東御苑
丸谷才一の新著『袖のボタン』(朝日新聞社)の1編「街に樹と水を」にこんなことが書いてありました。
「たとえば、東京なら銀座四丁目や数寄屋橋の交差点の中心に一本の大樹を植え」ることを(芦原義信が)提案していた。賛成。
読んでいて私もそれは賛成だ、と思いました。ケヤキの大木が銀座4丁目の真ん中にあったらさぞやいい気分のものでしょう。新宿の駅前広場にもあればいいなあ。
幼少のころですが、やっと舗装ができたバス道路の真ん中に楠か欅の大木があって、根元に小さな祠を残してあったのを思い出しました。車はその木を迂回して通過する。切り倒すとタタリがあるんだって、と聞いて、子ども心にコワイ思いをしましたね。何年かのちには、切り倒されてしまいましたが。 【8月9日訂正:この木(槻の木と言っていましたが、ケヤキのこと)は健在だったそうです。どの木のことか分かっている人が、現場で確認してくれました。ありがとう、レイコさん。】
他の国の都市に比べて、東京は樹木が少ないのではないか。その根拠の一例として、
人口一人あたりの公園面積は、ロンドンは26.9平方メートル、東京は4.45平方メートル
という、注記も書いてありました。東京は人口がケタ違いに多いはずですから、比較すればこうなるかもしれません。公園(ロンドンならハイドパーク、東京なら上野・日比谷公園などか)同士の比較なのかしら。
私の印象では、東京ほど緑の多い都市はないのではないか、と思います。小さな神社がそこらじゅうにあって、大きな樹が枝を張っていたりする。椿山荘や八芳園【六義園や清澄庭園も】のようなところもうっそうとした樹木に囲まれています。

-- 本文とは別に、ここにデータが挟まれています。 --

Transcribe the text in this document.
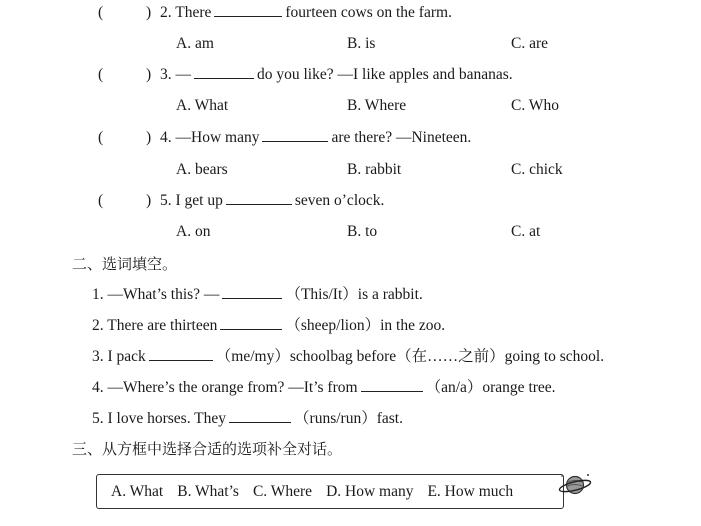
(	) 2. There	fourteen cows on the farm.
A. am	B. is	C. are
(	) 3. —	do you like? —I like apples and bananas.
A. What	B. Where	C. Who
(	) 4. —How many	are there? —Nineteen.
A. bears	B. rabbit	C. chick
(	) 5. I get up	seven o’clock.
A. on	B. to	C. at
二、选词填空。
1. —What’s this? —	（This/It）is a rabbit.
2. There are thirteen	（sheep/lion）in the zoo.
3. I pack	（me/my）schoolbag before（在……之前）going to school.
4. —Where’s the orange from? —It’s from	（an/a）orange tree.
5. I love horses. They	（runs/run）fast.
三、从方框中选择合适的选项补全对话。
A. What B. What’s C. Where D. How many E. How much
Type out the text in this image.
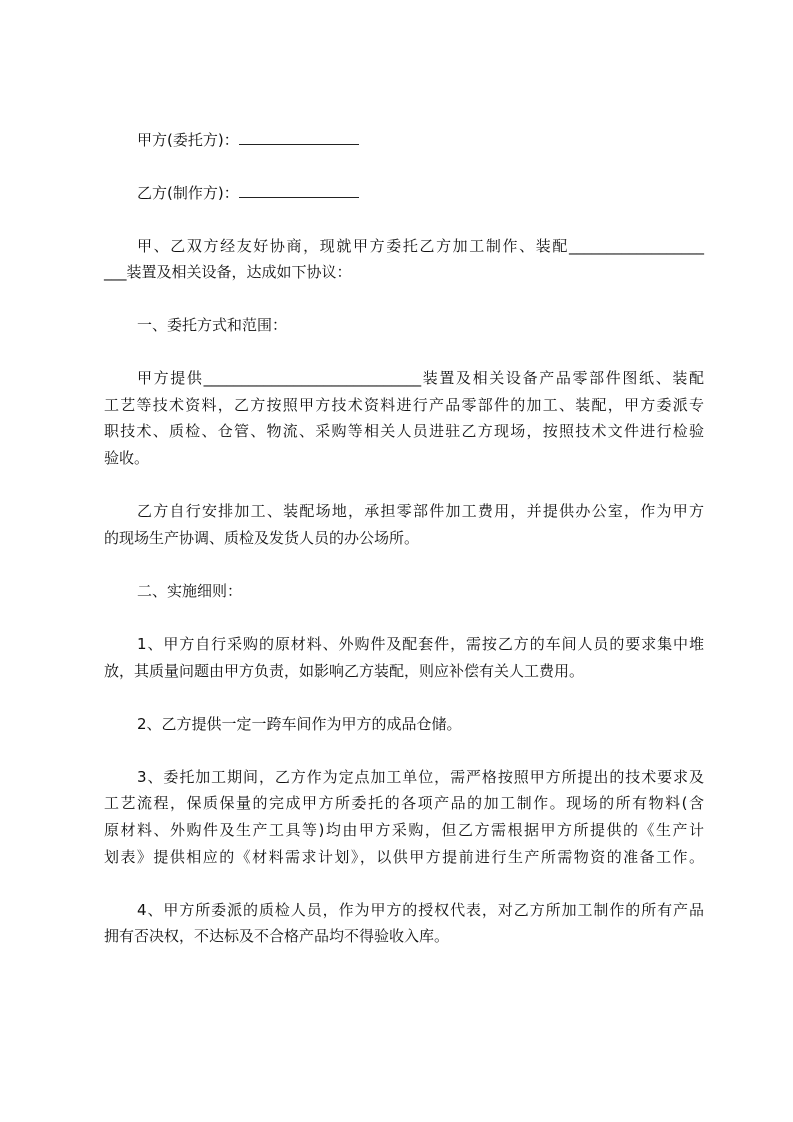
甲方(委托方)：
乙方(制作方)：
甲、乙双方经友好协商，现就甲方委托乙方加工制作、装配__________________
___装置及相关设备，达成如下协议：
一、委托方式和范围：
甲方提供_____________________________装置及相关设备产品零部件图纸、装配
工艺等技术资料，乙方按照甲方技术资料进行产品零部件的加工、装配，甲方委派专
职技术、质检、仓管、物流、采购等相关人员进驻乙方现场，按照技术文件进行检验
验收。
乙方自行安排加工、装配场地，承担零部件加工费用，并提供办公室，作为甲方
的现场生产协调、质检及发货人员的办公场所。
二、实施细则：
1、甲方自行采购的原材料、外购件及配套件，需按乙方的车间人员的要求集中堆
放，其质量问题由甲方负责，如影响乙方装配，则应补偿有关人工费用。
2、乙方提供一定一跨车间作为甲方的成品仓储。
3、委托加工期间，乙方作为定点加工单位，需严格按照甲方所提出的技术要求及
工艺流程，保质保量的完成甲方所委托的各项产品的加工制作。现场的所有物料(含
原材料、外购件及生产工具等)均由甲方采购，但乙方需根据甲方所提供的《生产计
划表》提供相应的《材料需求计划》，以供甲方提前进行生产所需物资的准备工作。
4、甲方所委派的质检人员，作为甲方的授权代表，对乙方所加工制作的所有产品
拥有否决权，不达标及不合格产品均不得验收入库。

そうして、東京の緑の真打は、皇居東御苑です。江戸城の本丸・二の丸のあと。ここは、原則、月曜・金曜以外は、中に入ることができる。タダです。今なら、亭々たる大木が見渡すかぎり鬱蒼としており、ひろびろとした空がのぞめて、じつにいい気持になります。花の季節もよろしい。春先のサンシュユも。
田舎から親戚やともだちが来たりすると案内します。ウチの庭ではないのに、自慢したくなるのがおかしいですね。